A more textured answer is that our national interests are best advanced if our negotiating partners trust us, and trust is founded in relationships, and relationships require familiarity (if not always mutual understanding), and familiarity requires a continuity of presence and a constancy of behaviour. 

Taking these two answers together, it might be said that diplomacy is the application of intelligence and tact to the conduct of official relations between Governments (as said by Satow).  Or you might prefer Napoleon, who said that diplomacy is the police in grand costume.  Either way it is a personal art as much as it is a professional science, and as such best conducted face to face.

And having people who understand the culture of the receiving state, who can identify even the smallest fragment of shared interest, and who can leverage such fragments into something bigger is also useful – and these are not things easily or enduringly achieved by sporadic and ‘light touch’ contact from a distance.

Diplomat and social media practitioner par excellence Tom Fletcher has suggested that the “ideal” ambassador of the future will be a “lobbyist, leader, communicator, pioneer, entrepreneur, activist, campaigner, advocate” – and not a career diplomat.

It may not surprise you to learn that I take a somewhat different view.  And not just out of narrow self-interest.

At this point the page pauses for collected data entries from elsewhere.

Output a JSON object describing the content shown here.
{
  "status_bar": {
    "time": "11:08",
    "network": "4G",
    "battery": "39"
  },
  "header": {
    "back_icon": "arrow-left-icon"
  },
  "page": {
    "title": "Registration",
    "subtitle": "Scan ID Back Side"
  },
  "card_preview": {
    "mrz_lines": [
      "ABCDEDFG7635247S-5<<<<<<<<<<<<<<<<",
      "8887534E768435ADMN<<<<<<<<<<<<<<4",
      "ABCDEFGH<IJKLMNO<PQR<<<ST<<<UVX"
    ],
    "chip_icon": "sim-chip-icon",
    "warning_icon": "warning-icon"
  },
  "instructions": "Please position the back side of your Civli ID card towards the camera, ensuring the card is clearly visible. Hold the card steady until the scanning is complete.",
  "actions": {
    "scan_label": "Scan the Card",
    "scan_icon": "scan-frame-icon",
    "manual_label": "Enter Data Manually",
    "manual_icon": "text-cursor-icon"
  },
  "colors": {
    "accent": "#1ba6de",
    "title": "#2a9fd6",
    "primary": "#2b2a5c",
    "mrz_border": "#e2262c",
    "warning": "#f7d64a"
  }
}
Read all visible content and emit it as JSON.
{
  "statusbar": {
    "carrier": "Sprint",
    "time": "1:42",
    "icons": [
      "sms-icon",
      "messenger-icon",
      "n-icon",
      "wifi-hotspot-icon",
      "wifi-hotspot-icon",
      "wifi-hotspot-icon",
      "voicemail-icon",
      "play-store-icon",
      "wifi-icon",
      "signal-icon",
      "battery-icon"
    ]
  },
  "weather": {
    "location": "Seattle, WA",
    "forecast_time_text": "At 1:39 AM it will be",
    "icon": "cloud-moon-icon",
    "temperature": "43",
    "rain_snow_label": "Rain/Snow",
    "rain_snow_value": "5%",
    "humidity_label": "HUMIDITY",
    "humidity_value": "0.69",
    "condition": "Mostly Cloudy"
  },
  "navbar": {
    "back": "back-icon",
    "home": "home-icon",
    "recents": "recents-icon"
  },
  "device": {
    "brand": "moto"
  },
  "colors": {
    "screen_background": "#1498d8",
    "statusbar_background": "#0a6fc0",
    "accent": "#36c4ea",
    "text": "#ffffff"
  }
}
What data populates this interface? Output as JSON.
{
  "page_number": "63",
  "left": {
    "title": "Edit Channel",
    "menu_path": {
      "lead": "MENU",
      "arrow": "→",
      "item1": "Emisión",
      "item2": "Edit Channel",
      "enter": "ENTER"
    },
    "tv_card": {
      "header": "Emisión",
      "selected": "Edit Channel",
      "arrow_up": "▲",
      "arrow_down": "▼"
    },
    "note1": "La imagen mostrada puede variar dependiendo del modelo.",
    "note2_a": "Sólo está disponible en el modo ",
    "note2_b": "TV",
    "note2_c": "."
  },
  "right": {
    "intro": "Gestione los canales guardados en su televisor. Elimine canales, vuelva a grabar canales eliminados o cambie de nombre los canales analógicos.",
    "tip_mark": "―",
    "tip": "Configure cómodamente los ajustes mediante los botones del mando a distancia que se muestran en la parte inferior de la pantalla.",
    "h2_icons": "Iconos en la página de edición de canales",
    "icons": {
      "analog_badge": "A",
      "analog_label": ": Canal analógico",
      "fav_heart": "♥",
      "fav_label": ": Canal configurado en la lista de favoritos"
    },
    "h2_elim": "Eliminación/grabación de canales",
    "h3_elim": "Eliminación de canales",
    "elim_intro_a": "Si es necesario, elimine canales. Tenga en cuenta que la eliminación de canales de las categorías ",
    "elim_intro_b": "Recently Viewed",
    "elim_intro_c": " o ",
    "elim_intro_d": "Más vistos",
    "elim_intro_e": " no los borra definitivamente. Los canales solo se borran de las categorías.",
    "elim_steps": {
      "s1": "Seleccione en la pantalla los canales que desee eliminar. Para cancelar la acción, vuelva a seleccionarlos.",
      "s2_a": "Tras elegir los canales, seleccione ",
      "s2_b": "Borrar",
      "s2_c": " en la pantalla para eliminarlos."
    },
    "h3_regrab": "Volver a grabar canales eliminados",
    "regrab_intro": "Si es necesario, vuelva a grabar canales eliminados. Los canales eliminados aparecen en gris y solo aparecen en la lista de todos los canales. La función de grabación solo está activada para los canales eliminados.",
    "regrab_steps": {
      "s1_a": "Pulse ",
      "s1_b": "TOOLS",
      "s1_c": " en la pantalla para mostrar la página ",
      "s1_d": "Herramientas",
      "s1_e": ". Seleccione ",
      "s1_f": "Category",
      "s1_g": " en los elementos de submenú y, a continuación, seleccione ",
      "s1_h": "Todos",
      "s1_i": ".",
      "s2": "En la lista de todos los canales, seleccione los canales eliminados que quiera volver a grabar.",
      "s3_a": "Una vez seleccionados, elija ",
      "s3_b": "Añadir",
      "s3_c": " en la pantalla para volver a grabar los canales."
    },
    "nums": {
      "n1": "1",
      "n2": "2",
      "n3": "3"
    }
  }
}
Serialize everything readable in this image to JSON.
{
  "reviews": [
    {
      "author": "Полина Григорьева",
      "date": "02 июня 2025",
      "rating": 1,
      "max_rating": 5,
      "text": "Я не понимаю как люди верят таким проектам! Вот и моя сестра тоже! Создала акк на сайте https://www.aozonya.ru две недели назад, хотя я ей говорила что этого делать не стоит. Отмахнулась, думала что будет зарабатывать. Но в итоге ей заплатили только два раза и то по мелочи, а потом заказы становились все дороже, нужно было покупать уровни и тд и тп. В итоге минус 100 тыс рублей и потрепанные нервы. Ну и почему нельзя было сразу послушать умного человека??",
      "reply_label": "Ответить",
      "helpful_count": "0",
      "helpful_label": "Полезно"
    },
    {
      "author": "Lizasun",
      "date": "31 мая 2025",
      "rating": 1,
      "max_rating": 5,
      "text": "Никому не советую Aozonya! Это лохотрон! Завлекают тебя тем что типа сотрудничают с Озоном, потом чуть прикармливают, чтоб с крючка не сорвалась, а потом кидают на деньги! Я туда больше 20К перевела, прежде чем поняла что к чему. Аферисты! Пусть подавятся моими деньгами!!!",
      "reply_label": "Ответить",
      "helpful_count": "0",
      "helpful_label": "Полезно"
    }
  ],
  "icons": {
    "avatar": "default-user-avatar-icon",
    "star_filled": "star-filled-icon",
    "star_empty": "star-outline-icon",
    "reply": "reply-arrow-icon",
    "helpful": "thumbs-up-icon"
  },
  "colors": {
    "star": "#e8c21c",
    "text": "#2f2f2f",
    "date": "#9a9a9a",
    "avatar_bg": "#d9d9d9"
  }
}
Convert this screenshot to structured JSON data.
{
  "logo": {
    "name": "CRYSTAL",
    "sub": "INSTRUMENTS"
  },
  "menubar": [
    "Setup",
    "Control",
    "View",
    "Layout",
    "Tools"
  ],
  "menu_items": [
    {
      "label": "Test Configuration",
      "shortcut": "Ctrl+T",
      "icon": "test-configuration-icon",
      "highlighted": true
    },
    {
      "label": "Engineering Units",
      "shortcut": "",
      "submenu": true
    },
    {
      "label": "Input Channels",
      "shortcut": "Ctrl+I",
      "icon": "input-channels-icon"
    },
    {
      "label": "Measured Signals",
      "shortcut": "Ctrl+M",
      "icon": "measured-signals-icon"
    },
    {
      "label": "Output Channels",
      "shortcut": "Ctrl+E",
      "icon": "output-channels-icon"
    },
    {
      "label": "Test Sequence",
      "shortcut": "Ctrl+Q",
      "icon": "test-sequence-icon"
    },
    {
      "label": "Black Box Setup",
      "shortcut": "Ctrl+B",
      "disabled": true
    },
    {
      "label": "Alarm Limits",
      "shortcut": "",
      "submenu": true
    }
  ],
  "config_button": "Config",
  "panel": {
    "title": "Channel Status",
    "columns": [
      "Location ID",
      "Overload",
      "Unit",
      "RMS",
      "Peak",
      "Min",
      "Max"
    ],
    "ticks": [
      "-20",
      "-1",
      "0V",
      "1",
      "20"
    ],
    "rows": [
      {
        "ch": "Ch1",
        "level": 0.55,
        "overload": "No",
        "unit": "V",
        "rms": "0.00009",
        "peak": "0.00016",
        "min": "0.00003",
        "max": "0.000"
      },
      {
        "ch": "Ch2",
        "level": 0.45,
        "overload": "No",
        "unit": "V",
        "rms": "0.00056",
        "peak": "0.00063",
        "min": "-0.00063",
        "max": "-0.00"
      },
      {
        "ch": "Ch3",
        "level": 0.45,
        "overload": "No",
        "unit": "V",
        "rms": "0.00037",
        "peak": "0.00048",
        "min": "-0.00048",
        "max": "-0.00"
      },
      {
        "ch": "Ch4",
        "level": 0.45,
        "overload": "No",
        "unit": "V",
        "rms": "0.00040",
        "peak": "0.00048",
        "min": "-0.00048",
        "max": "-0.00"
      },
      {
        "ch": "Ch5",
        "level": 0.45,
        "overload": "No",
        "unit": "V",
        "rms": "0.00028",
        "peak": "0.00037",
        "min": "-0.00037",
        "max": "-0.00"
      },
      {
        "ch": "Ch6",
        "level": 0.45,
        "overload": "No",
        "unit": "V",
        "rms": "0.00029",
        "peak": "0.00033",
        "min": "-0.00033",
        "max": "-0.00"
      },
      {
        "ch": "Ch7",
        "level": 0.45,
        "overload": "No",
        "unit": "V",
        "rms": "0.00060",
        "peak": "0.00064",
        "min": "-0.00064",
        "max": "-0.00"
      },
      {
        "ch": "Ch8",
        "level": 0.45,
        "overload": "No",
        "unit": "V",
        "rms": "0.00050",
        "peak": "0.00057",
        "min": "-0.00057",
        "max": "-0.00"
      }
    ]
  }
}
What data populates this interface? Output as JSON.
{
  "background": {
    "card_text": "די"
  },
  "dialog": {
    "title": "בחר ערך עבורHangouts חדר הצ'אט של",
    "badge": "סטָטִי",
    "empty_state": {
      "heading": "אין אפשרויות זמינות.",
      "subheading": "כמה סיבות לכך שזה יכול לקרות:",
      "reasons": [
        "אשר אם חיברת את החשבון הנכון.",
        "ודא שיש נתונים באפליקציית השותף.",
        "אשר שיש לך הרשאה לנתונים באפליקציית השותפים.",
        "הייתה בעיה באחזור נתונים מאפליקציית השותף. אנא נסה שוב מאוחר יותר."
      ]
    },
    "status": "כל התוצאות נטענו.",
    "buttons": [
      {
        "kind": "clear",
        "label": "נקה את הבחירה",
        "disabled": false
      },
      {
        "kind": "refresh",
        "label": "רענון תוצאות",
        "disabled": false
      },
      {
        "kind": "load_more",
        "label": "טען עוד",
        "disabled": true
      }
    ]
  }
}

I would argue that a career diplomat is already all of those things – and more. 

I would also argue that the best of our diplomatic skills are grown over time, and that while my own Ministry is encouragingly a more open and porous organisation than ever before, there is something to be said about recognising people who have spent a professional lifetime understanding at a deep level the sometimes coded norms, rules and practices of international engagement.

As we continue to grow such people I completely accept that the digital world in which we live and the prevalence of social media is not only a professional reality but also an important means by which we can speak - and listen and learn. 

But as Douglas Hurd, a former UK Foreign Secretary, put it, the basic methods of diplomacy will continue to hold true in this digital world:

  • To listen as carefully as you speak;
  • To speak from a background of knowledge;
  • To study the character, the background and motives of those with whom you deal;
  • To form your own judgement of your interlocutor rather than accept automatically the judgement of others;
  • To practise courtesy and patience – unless you decide that harsh words and impatience will help you to your objective;
  • To store clearly in your mind your understanding of what that objective is;
  • To calculate how much of what in that objective you can abandon in discussion to achieve what is essential; and to explain clearly and truthfully before and after your discussion what you have done and why.

Or as I would put it, even in the world of digital diplomacy and social media there is not much that is new under the sun, but that is only helpful if you have a memory that spans beyond one day.